Бердяев, критикуя (скорее, громя) Толстого, создает свою собственную метафизику культуры. В этой метафизике культуры есть относительное и историческое. Культура относительна в ее отношении к Богу и богосыновству человека. Она исторична, ибо она дана нам по ступеням, в творческом развитии от явления к явлению. Ну что может быть элементарней? Не стоит и рассуждать дальше. Но в том-то и дело, что эта идея совсем не проста, когда она не на бумаге, а в страшной действительности начала XX века (что-то еще будет потом), ибо сама эта действительность как бы конструировалась по принципу, прямо противоположному бердяевскому. Она строилась прямо по Толстому. Все относительное, по Толстому, есть зло: такова элементарная схема. Абсолют — это природная жизнь. В начале было разумное понимание жизни. Так толковал Толстой евангельский Логос, слово «Бог». Абсолют — это естественный человек. Культура основана на лжи и насилии. Она не просто устарела или выродилась. Она всегда была такой, и потому должна быть уничтожена внутри индивида моральной рефлексией и вне его чисто физическим трудом. Из этого отрицания и самоотрицания восстановится природный человек, моралист и работник, голый человек на голой земле, который затем… Но Толстой не сказал, что будет затем. «Ибо, — опять цитирую Бердяева, — он как художник был весь обращен к кристаллизованному прошлому». Русская, а затем и мировая действительность затем превратила эту моральную рефлексию в идейное оружие подавления всякой индивидуальной мысли, в том числе и рефлексии, и замены ее монистической коллективной идеологией. Та же действительность превратила теоретическое отрицание культуры в практический ее погром. Россия двадцатых годов, Германия поздних тридцатых, китайская Культурная революция — все во имя того же толстовского абсолюта простого естественного человека, которому все должно быть ясно и понятно.
По мысли Бердяева, Толстой не был первым в этой игре на уничтожение относительного. Первым, конечно, был «франко-швеицарскии Толстой» Жан-Жак Руссо, идейно подготовивший якобинский террор. И в этом Бердяев видит симптом самоуничтожения культуры.
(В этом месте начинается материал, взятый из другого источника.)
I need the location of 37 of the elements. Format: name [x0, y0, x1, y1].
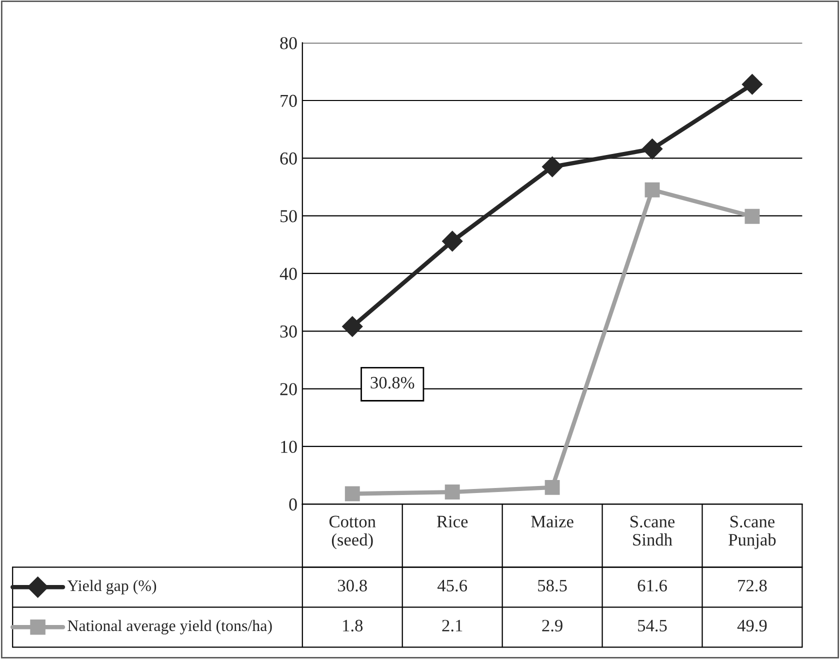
x-tick-label: Cotton (seed)	[329, 516, 376, 550]
y-tick-label: 80	[280, 37, 297, 50]
point	[542, 156, 563, 178]
data-label: 61.6	[638, 580, 667, 592]
data-label: 58.5	[538, 580, 567, 592]
point	[742, 74, 763, 95]
data-label: 2.9	[542, 620, 562, 632]
annotation: 30.8%	[370, 376, 414, 389]
point	[442, 230, 463, 252]
x-tick-label: S.cane Punjab	[728, 516, 776, 550]
point	[342, 316, 363, 337]
x-tick-label: S.cane Sindh	[630, 516, 675, 546]
point	[544, 480, 560, 495]
y-tick-label: 30	[280, 325, 297, 338]
y-tick-label: 50	[280, 210, 297, 222]
y-tick-label: 40	[280, 268, 297, 280]
point	[642, 138, 663, 160]
data-label: 45.6	[437, 580, 468, 592]
data-label: 30.8	[338, 580, 367, 592]
legend-label: Yield gap (%)	[67, 580, 156, 594]
y-tick-label: 70	[280, 94, 297, 107]
point	[344, 486, 360, 502]
x-tick-label: Maize	[531, 516, 574, 528]
y-tick-label: 10	[281, 440, 297, 453]
point	[644, 182, 660, 198]
point	[444, 484, 460, 500]
data-label: 49.9	[737, 620, 767, 632]
data-label: 2.1	[442, 620, 462, 632]
legend-label: National average yield (tons/ha)	[68, 620, 272, 634]
y-tick-label: 60	[280, 152, 297, 165]
point	[744, 208, 760, 224]
data-label: 72.8	[738, 580, 767, 592]
data-label: 1.8	[343, 620, 363, 632]
y-tick-label: 0	[289, 498, 297, 511]
x-tick-label: Rice	[436, 516, 468, 528]
data-label: 54.5	[638, 620, 667, 632]
y-tick-label: 20	[280, 383, 297, 396]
Но Толстой, по его мнению, был стократ сильнее и последовательней как Руссо, так и Ницше. Руссо инстинктивно держался христианской религии. Ницше, отрицая христианскую европейскую культуру, не смог отринуть культуру вообще, как и Шпенглер. Только Толстой пошел до конца в своем абсолютном атеистическом моральном идеализме. Сам Бердяев философски осознает проблему Толстого как страшную историческую попытку подмены — опять же подмены! — Бога учителем жизни.
Но конечный вывод Бердяева опять обращен к особенностям русского духа, то есть к тому, что лежит глубже культуры, у самых ее истоков. «Русский человек, — говорит Бердяев, — склонен все переживать трансцендентно, а не имманентно». Что же означает эта терминологически нелегкая фраза? Она означает, что все реальные ценности представляются русскому духу лично чуждыми, далекими — и враждебными, потому что далекими. Он не ощущает их своими, а себя внутренне причастным, имманентным им, то есть существом, существенно с ними связанным. История, как и мир в целом, — это слишком далеко. Отсюда духовные соблазны. Отсюда, по Бердяеву, вечные предчувствия конца мира и прихода Антихриста.